Shot in the arm for vaccine research as Gates gives $6bn

washington

Bill Gates, the chairman of Microsoft, last week announced that he has given an additional $6 billion to the Bill and Melinda Gates Foundation, the billionaire's charitable trust.

Some of the money is likely to be spent on research to develop vaccines for diseases including malaria, AIDS and tuberculosis. The foundation also aims to speed up access to existing vaccines, particularly in the developing world.

The $6 billion donation brings the value of the philanthropy to $17.1 billion, making it the largest in the United States. Earlier this year, the foundation gave $75 million to vaccine research.

US Army funds institute of ‘creative technologies’

san diego

The US Army has awarded $45 million over five years to a new Institute of Creative Technologies at the University of Southern California (USC) in Los Angeles.

The institute will develop training programmes involving artificial intelligence, virtual reality and computer simulation. It will involve researchers from several USC departments, and will work with entertainment companies to create training programmes that provide ‘verisimilitude’, a quality or state of appearing to be true, USC says. Within five years, USC hopes to have 200 researchers working at the institute, which will be located near Marina del Rey in Los Angeles.

Former CIA boss rapped for lapse in security

washington

John Deutch, the former head of the US Central Intelligence Agency who now teaches at the Massachusetts Institute of Technology, has been stripped of his CIA security clearance after admitting that he had kept classified files on an unsecured home computer.

The action apparently reflects the eagerness of the Clinton administration to appear even-handed in security matters. Groups representing Chinese-American scientists have complained that Wen Ho Lee, a former scientist at the Los Alamos nuclear weapons laboratory in New Mexico, was treated unfairly when he was sacked for careless handling of classified files.

Deutch's own careless handling of such files when he directed the CIA came to light after he was appointed earlier this year by Bill Richardson, the energy secretary, to head a commission on the Los Alamos affair.
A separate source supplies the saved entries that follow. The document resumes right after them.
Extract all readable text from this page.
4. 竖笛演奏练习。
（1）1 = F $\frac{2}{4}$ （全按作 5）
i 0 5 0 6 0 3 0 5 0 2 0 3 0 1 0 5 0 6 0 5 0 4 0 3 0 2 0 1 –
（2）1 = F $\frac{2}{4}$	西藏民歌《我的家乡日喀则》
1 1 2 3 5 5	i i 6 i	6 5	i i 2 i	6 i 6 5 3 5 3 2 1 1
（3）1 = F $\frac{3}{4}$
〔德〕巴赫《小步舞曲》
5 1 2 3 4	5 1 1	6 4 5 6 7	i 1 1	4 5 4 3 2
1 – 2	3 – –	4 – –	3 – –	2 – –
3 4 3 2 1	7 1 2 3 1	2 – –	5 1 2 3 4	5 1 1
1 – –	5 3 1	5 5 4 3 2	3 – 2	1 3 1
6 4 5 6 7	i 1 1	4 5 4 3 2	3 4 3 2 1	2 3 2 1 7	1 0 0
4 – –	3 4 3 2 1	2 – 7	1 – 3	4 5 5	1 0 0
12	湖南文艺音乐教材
His appointment was discreetly withdrawn when it emerged that classified files had been found on Deutch's home computer just after he left the agency in 1996.

Academy OKs EPA research on particulates

washington

More than a year after it recommended a large increase in US government research on the health effects of airborne particulate matter, a National Academy of Sciences panel has reported that the US Congress and Environmental Protection Agency (EPA) have risen to the task.

Following the panel's call for a 13-year, $440 million research programme into particulate matter (see Nature 392, 642; 1998), Congress has increased funding, with a request for $61 million next year, and the EPA has improved the scientific content of its particulate-matter monitoring programme. Despite the uncertainty surrounding a recent court ruling questioning the legality of the EPA's air particulate regulations, the panel holds the strong view that the research programme into particulate matter “should continue to move forward expeditiously”.

Wiesel to head frontier science programme

munich

Torsten Wiesel, the former president of Rockefeller University in New York who won a Nobel prize in 1981 for his work on the physiology of vision, has been appointed secretary-general of the Human Frontier Science Programme. The programme supports intercontinental and interdisciplinary research in neuroscience and molecular biology.

Wiesel, 75, retired from Rockefeller last year. He will begin his three-year stint at the programme next April. One of his tasks will be to expand the programme's international funding base: at present, Japan pays 80 per cent of its costs (see Nature 399, 398; 1999).

Police probe 1953 death in nerve-gas tests

london

British police have launched a criminal investigation into the death of aircraftman Ronald Maddison following nerve-gas tests at the Porton Down chemical warfare centre in 1953.

The inquiry began after Wiltshire police received complaints from a former serviceman who participated in tests. Documents from the centre suggest that Maddison died in an experiment to determine how much of the nerve gas Sarin was needed to penetrate a military uniform. It is also alleged that servicemen were tricked into taking part in the tests — being told the research was into a cure for the common cold.

The chairman of the House of Commons defence select committee warned last week that senior ministers were not properly informed about aspects of the current work at Porton Down.

Cave paintings off limits for maintenance work

paris

Scientists and others will be excluded from the Lascaux caves in southern France, renowned for their prehistoric paintings, for at least a year while workers retune the systems monitoring the microclimate.

The Lascaux site, near Montignac, was closed to the public in 1963, but since then scientists or other important visitors have been permitted into the caves five days a week. Before its closure, the site received as many as 1,800 visitors a day. But the excess carbon dioxide created by so much traffic began to cause deterioration in the wall paintings, which date back 15,000 to 17,000 years.

The retuning of the monitoring system is expected to take more than a year. Only two workers will be allowed in at a time to reset the systems that filter the air and maintain the temperature and humidity. Lascaux, which is the most well known of 130 prehistoric caves scattered across southwestern France, was discovered in 1940.